On a bus or plane, you can always pretend to take a nap as well. You can sometimes do the same thing at your job. If a bunch of coworkers are sitting around on break at a table where many people are coming and going, you can join them for a bit, then just get up when you have to go back to work. They just want to end the conversation in a friendly way, and bringing up the possibility of future plans is a way to do that. With these people, you need to be more assertive in interrupting them so you can announce you need to get going.
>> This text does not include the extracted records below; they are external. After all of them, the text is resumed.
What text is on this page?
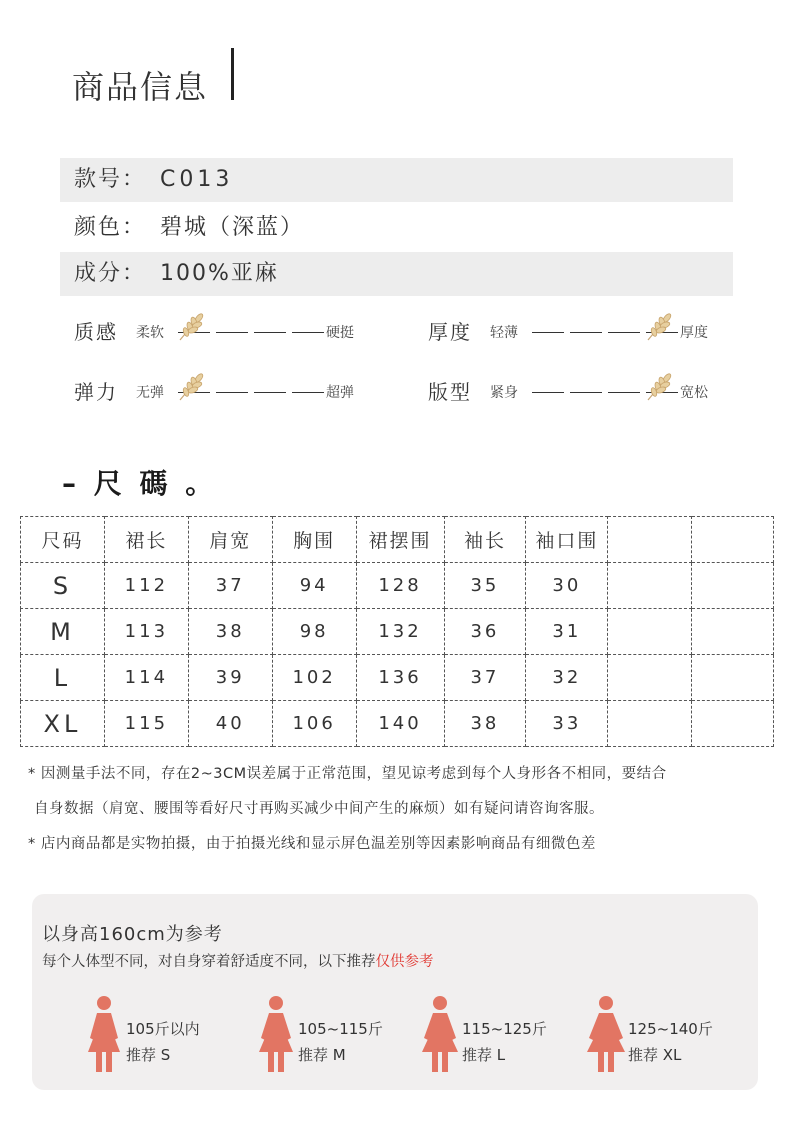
商品信息
款号： C013
颜色： 碧城（深蓝）
成分： 100%亚麻
质感 柔软	硬挺	厚度 轻薄	厚度
弹力 无弹	超弹	版型 紧身	宽松
– 尺 碼 。
尺码	裙长	肩宽	胸围	裙摆围	袖长	袖口围		
S	112	37	94	128	35	30		
M	113	38	98	132	36	31		
L	114	39	102	136	37	32		
XL	115	40	106	140	38	33		
* 因测量手法不同，存在2~3CM误差属于正常范围，望见谅考虑到每个人身形各不相同，要结合
自身数据（肩宽、腰围等看好尺寸再购买减少中间产生的麻烦）如有疑问请咨询客服。
* 店内商品都是实物拍摄，由于拍摄光线和显示屏色温差别等因素影响商品有细微色差
以身高160cm为参考
每个人体型不同，对自身穿着舒适度不同，以下推荐仅供参考
105斤以内
推荐 S
105~115斤
推荐 M
115~125斤
推荐 L
125~140斤
推荐 XL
If you can, wait for even the smallest pause in their story or explanation, then jump on your chance. They forced your hand through their own mistakes. You have to be able to chip in to the larger discussion. Their energy levels can vary because there are more people to influence it.
One-on-one conversations are mostly conducted at a low-key level, but group discussions can range from calm and orderly to excited and rowdy. Unless every member in the group is feeling shy, a group conversation will keep going. The challenge becomes contributing enough. They can continually shift back and forth between a true group discussion, where everyone is talking together, and several smaller subconversations. This chapter tells you what you need to know to handle group conversations.
It lists some ways to join group discussions, be more talkative in them, and hold your own and not get too annoyed when they get more hectic and energetic. Try to read how open the group is to being approached see Chapter If a group is standing way off to the side, is formed in a tight circle, and seems to be having an intense, private conversation, it may be best to leave them alone.
They might turn away from you or tighten their circle to box you out. At that point, you can quietly move on. Either way, once you pick up on a chance to add something relevant, you can jump in with your contribution and then be part of the discussion. Make sure you wait for a small pause before you interject.
If you strike up a conversation with them, you may be able to transition to speaking to the larger group—they introduce you, they turn their attention back to the larger conversation, and they carry you along; or the group notices you talking to their friend, and then you introduce yourself.
Respect that they want to talk to the group. Join the conversation by way of an activity Activities can be used to start both one-on-one and group conversations. Parties often have group activities going on, like games of one kind or another.
In pubs you can find pool, darts, Foosball, and maybe an arcade machine or two. You can easily get a conversation going by joining in and chatting with the other players. However, you could also open with a typical conversation-starting question or statement. So if there are four people in the group, you should talk roughly a quarter of the time.
What you really want to avoid is being silent for long stretches. Many social circles have members who are on the quiet side and whom everyone likes just fine. It will not give vague answers like most social articles out there do. This book comes with direct answers to any social question I have ever had. Most of the information in the book is from the author's website, and it has helped transform me from an awkward, quiet, anxious person into someone who is comfortable conversing with anyone and who can easily make friends.
I mostly bought this book to support the author and say thanks. The information has changed my life and can change yours too. An excellent book By goo5reader Well written, comprehensive and coherent. Clearly the author put a lot of thought into writing this book! Posting Komentar. Senin, 23 Maret [B Most helpful customer reviews 15 of 15 people found the following review helpful.